• Question: Why do male seahorses get pregnant? (That was weird to type.)

    Asked by hannahjanehunt to Antonia, Douglas, Hugh, Matt, Tom on 25 Jun 2010 in Categories: .
    • Photo: Antonia Hamilton

      Antonia Hamilton answered on 21 Jun 2010:


      why not? maybe it would be good if more males did the childcare!

    • Photo: Matthew Hurley

      Matthew Hurley answered on 21 Jun 2010:


      The males probably house the developing young to protect them for predators. The male has a brood pouch into which the mother injects her eggs. The male then fertilises them in his pouch.

    • Photo: Tom Hardy

      Tom Hardy answered on 22 Jun 2010:


      They don’t actually get pregnant. A female sea horse lays her eggs in a males pouch so that the male is responsable for carrying the developing seahorses and the birth. It is a way of sharing the responsibility.

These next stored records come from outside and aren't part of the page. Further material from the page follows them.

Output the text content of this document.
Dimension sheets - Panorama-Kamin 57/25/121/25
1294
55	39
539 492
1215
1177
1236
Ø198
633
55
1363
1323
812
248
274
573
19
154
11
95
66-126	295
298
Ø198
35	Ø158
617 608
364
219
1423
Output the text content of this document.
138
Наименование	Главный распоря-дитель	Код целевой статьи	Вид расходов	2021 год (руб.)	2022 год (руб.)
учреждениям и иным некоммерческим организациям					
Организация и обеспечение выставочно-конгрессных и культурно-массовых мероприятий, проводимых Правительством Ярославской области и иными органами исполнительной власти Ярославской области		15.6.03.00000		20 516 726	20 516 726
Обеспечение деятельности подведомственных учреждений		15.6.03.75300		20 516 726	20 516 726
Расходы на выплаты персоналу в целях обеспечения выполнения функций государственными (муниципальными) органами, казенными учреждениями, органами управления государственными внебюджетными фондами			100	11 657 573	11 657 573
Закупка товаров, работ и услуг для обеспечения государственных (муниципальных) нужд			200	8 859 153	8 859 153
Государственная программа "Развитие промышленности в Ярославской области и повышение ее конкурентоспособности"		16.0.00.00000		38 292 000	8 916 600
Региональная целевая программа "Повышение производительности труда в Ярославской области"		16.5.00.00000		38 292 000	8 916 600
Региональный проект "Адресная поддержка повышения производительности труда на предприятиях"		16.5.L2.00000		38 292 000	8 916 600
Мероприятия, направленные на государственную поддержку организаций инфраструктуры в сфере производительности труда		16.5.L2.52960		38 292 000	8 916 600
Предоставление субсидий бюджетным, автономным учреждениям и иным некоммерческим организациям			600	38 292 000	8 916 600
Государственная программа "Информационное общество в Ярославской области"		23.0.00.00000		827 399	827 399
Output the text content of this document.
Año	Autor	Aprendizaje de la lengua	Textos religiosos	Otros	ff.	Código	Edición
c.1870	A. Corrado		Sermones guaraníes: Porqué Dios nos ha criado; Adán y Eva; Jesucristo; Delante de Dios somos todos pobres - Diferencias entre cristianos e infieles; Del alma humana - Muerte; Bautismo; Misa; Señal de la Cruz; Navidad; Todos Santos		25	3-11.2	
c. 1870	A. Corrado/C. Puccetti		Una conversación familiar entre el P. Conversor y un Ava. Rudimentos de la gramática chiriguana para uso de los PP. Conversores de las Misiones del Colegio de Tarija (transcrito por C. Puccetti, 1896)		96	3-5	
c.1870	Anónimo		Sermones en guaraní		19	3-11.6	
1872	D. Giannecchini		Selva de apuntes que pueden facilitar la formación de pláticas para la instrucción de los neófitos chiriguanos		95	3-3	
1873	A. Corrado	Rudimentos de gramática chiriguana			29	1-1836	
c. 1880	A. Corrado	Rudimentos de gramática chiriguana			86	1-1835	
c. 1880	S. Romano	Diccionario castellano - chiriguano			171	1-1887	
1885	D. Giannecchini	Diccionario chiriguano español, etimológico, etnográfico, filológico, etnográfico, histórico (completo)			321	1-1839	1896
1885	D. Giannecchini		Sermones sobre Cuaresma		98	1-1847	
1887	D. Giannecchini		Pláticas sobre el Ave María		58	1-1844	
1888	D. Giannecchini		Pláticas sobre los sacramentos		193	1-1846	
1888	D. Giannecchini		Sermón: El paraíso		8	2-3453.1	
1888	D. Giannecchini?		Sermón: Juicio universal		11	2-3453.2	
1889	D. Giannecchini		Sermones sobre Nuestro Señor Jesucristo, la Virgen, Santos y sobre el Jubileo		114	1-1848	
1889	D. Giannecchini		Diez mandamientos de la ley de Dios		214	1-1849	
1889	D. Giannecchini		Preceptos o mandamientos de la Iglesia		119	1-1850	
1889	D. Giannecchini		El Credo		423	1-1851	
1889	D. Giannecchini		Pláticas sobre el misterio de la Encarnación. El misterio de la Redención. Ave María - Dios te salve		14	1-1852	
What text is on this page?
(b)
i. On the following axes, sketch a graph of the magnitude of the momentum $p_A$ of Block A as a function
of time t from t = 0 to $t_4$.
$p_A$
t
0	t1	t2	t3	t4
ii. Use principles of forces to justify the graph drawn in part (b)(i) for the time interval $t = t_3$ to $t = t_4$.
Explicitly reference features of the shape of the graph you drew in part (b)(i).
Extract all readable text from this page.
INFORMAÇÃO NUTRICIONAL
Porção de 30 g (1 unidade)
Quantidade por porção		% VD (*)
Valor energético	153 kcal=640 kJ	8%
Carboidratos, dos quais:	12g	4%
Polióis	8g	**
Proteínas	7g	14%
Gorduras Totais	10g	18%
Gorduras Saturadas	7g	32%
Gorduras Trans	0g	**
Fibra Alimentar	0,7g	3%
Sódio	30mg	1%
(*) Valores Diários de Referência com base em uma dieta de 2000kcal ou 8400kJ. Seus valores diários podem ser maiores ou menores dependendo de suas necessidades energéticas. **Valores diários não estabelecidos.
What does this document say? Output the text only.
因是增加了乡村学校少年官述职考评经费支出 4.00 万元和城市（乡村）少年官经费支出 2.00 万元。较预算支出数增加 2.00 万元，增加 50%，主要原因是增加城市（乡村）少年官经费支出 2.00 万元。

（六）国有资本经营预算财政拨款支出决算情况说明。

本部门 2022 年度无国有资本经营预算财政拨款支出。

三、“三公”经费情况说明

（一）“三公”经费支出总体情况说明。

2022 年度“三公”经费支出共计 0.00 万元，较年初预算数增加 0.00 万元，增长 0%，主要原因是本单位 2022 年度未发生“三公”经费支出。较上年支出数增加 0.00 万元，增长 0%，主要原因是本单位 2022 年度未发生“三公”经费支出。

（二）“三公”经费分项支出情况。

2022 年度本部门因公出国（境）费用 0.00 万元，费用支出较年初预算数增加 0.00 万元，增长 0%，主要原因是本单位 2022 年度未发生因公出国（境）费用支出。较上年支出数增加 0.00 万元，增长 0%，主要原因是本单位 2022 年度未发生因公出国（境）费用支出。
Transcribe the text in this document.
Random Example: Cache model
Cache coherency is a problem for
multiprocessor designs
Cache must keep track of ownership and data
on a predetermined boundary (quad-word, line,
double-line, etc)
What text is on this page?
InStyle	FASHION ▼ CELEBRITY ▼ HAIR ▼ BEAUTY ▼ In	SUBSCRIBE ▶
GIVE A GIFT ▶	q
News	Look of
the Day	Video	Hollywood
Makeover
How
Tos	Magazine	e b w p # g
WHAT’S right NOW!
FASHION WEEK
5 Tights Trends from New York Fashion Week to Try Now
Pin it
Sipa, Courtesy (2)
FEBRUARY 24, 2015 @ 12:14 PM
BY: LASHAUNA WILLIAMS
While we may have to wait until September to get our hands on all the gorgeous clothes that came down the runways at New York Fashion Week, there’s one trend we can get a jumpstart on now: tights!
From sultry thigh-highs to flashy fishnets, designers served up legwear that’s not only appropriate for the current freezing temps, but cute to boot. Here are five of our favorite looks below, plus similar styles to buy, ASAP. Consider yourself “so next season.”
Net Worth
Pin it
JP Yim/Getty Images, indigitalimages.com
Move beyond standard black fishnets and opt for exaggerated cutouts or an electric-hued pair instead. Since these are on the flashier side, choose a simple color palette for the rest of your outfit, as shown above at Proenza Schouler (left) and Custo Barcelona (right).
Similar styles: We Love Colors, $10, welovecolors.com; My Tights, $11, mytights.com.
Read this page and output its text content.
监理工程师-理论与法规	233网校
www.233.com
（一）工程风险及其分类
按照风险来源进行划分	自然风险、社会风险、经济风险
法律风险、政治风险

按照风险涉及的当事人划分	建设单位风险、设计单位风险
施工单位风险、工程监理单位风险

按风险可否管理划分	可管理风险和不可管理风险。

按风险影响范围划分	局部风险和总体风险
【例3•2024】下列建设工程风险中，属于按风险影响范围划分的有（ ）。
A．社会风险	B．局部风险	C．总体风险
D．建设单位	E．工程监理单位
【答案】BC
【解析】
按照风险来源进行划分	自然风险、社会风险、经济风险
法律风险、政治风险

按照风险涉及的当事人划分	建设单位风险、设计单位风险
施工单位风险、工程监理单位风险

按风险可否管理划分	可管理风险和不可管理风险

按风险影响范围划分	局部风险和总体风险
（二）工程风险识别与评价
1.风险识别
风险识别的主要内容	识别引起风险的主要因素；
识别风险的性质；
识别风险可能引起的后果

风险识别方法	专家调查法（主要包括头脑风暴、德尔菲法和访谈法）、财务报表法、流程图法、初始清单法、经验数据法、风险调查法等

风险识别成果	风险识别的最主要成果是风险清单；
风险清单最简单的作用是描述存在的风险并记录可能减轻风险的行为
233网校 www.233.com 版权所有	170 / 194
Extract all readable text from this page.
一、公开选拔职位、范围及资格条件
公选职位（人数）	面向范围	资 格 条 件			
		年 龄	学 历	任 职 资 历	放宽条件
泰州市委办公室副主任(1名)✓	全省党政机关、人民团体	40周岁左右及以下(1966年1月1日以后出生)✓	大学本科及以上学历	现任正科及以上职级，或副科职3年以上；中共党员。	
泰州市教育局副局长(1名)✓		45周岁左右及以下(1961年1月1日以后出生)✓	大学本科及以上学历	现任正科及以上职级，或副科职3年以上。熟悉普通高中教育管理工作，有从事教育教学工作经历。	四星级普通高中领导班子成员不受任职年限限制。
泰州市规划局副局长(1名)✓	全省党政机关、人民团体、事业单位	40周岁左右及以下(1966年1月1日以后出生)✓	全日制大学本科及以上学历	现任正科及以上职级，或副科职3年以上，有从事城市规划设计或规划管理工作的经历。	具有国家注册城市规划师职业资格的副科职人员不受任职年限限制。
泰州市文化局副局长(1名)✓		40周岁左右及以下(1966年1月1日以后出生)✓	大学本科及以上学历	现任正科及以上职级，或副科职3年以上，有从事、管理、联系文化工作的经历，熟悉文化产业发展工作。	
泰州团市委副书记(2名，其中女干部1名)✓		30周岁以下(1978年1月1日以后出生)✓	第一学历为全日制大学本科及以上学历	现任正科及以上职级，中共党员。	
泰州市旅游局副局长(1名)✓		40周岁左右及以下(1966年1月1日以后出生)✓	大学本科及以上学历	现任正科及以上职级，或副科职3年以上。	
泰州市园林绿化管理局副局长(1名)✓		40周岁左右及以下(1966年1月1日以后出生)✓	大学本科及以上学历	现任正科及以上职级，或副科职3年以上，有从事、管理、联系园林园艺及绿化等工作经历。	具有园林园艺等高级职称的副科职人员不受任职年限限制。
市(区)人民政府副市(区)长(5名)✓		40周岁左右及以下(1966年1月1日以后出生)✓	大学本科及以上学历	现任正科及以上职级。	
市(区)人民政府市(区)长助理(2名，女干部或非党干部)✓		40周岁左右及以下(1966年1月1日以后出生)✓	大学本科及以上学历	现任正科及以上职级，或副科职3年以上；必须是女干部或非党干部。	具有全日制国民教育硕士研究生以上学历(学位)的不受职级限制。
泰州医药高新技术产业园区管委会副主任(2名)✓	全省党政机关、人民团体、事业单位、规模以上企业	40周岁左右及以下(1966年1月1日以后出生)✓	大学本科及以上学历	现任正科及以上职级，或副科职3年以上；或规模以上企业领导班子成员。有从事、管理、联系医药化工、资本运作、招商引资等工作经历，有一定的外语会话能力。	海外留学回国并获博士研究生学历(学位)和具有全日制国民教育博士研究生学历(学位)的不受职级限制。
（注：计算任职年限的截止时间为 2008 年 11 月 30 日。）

    • Photo: Douglas Blane

      Douglas Blane answered on 25 Jun 2010:


      OK, the way it works is that the female seahorse lays her eggs into something the male has, called a brood pouch.

      The dad now has to fertilise the eggs, which he does by releasing sperm into the brood pouch.

      But the pouch is much more than just a bag for eggs. Once they’ve been fertilised, tissue from the dad grows around the eggs to look after them.

      Then when they hatch his body keeps looking after them in the pouch, very much the same as a woman’s body – or any other female mammal’s – looks after her baby in the womb.

      So the dad seahorse keeps blood flowing around the little embryos, controls how much salt they get, and provides them with all the oxygen and food they need until they’re born.

      I think it’s amazing. And they’re beautiful little animals.